Check the condition of the rear cable sheath and the fastening of the lugs on the sheath, and also make sure that the cable moves freely inside the sheath. If the sheath is damaged and the ends are loose, replace the cable.
Replacing the handbrake and front cable on a VAZ 2101-VAZ 2107
Removal
Remove the guide from the tip of our cable, for more details see the article: “Replacing the rear cable”, points 3-4.
Take a wrench and remove the bolt securing the roller to the bracket (the bracket is indicated by the blue arrow). Carefully remove the roller by rolling the roller towards the tip of the front cable, as shown in the figure, and remove it from the car.
Note! Be careful: inside the roller there is a bushing (number 3 in the photo below) and a fastening bolt (number 1). Don't let the parts fall and get lost.
We recommend using Litol-24 or LSC-15 lubricant, lubricating the contacting surfaces of the bushing itself (the surface is indicated by the letter B) and the surface of the roller (the letter A).
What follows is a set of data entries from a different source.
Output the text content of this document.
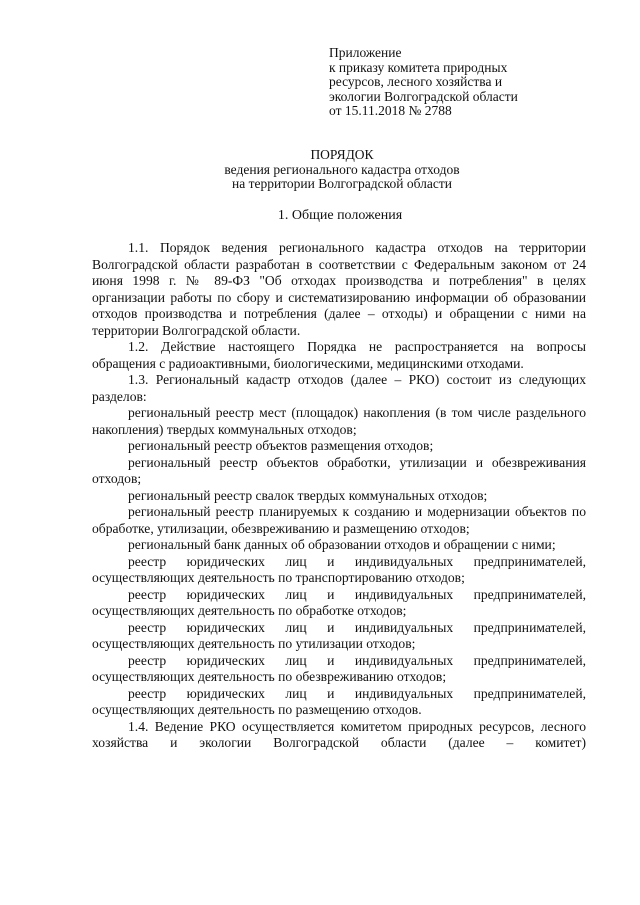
Приложение
к приказу комитета природных
ресурсов, лесного хозяйства и
экологии Волгоградской области
от 15.11.2018 № 2788
ПОРЯДОК
ведения регионального кадастра отходов
на территории Волгоградской области
1. Общие положения

1.1. Порядок ведения регионального кадастра отходов на территории Волгоградской области разработан в соответствии с Федеральным законом от 24 июня 1998 г. № 89-ФЗ "Об отходах производства и потребления" в целях организации работы по сбору и систематизированию информации об образовании отходов производства и потребления (далее – отходы) и обращении с ними на территории Волгоградской области.

1.2. Действие настоящего Порядка не распространяется на вопросы обращения с радиоактивными, биологическими, медицинскими отходами.

1.3. Региональный кадастр отходов (далее – РКО) состоит из следующих разделов:

региональный реестр мест (площадок) накопления (в том числе раздельного накопления) твердых коммунальных отходов;

региональный реестр объектов размещения отходов;

региональный реестр объектов обработки, утилизации и обезвреживания отходов;

региональный реестр свалок твердых коммунальных отходов;

региональный реестр планируемых к созданию и модернизации объектов по обработке, утилизации, обезвреживанию и размещению отходов;

региональный банк данных об образовании отходов и обращении с ними;

реестр юридических лиц и индивидуальных предпринимателей, осуществляющих деятельность по транспортированию отходов;

реестр юридических лиц и индивидуальных предпринимателей, осуществляющих деятельность по обработке отходов;

реестр юридических лиц и индивидуальных предпринимателей, осуществляющих деятельность по утилизации отходов;

реестр юридических лиц и индивидуальных предпринимателей, осуществляющих деятельность по обезвреживанию отходов;

реестр юридических лиц и индивидуальных предпринимателей, осуществляющих деятельность по размещению отходов.

1.4. Ведение РКО осуществляется комитетом природных ресурсов, лесного хозяйства и экологии Волгоградской области (далее – комитет)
To do this, remove the bushing from the socket.
Now pull the cable to the bottom and remove the cable from the bracket and the intermediate support of the cardan drive (indicated by the blue arrow).
Get out from under the bottom of the car and move into the interior. While inside the car, remove the two screws securing the handbrake trim, remove it and set it aside.
You will see four handbrake mounting bolts. By unscrewing them, you will remove the handbrake from the car along with the attached cable (front).
Note! If necessary, disconnect the cable from the handbrake: using pliers, remove the small cotter pin (looks like a small twisted wire inserted into the hole; a washer is placed under it, holding the parts in place) that goes into the hole indicated by the red arrow. Unfortunately, the hole is hard to see in the photo, but it is present in the so-called finger, where the cable tip is installed. Remove the cotter pin securing the end of the cable and remove the washer with the cable as shown in the figure below.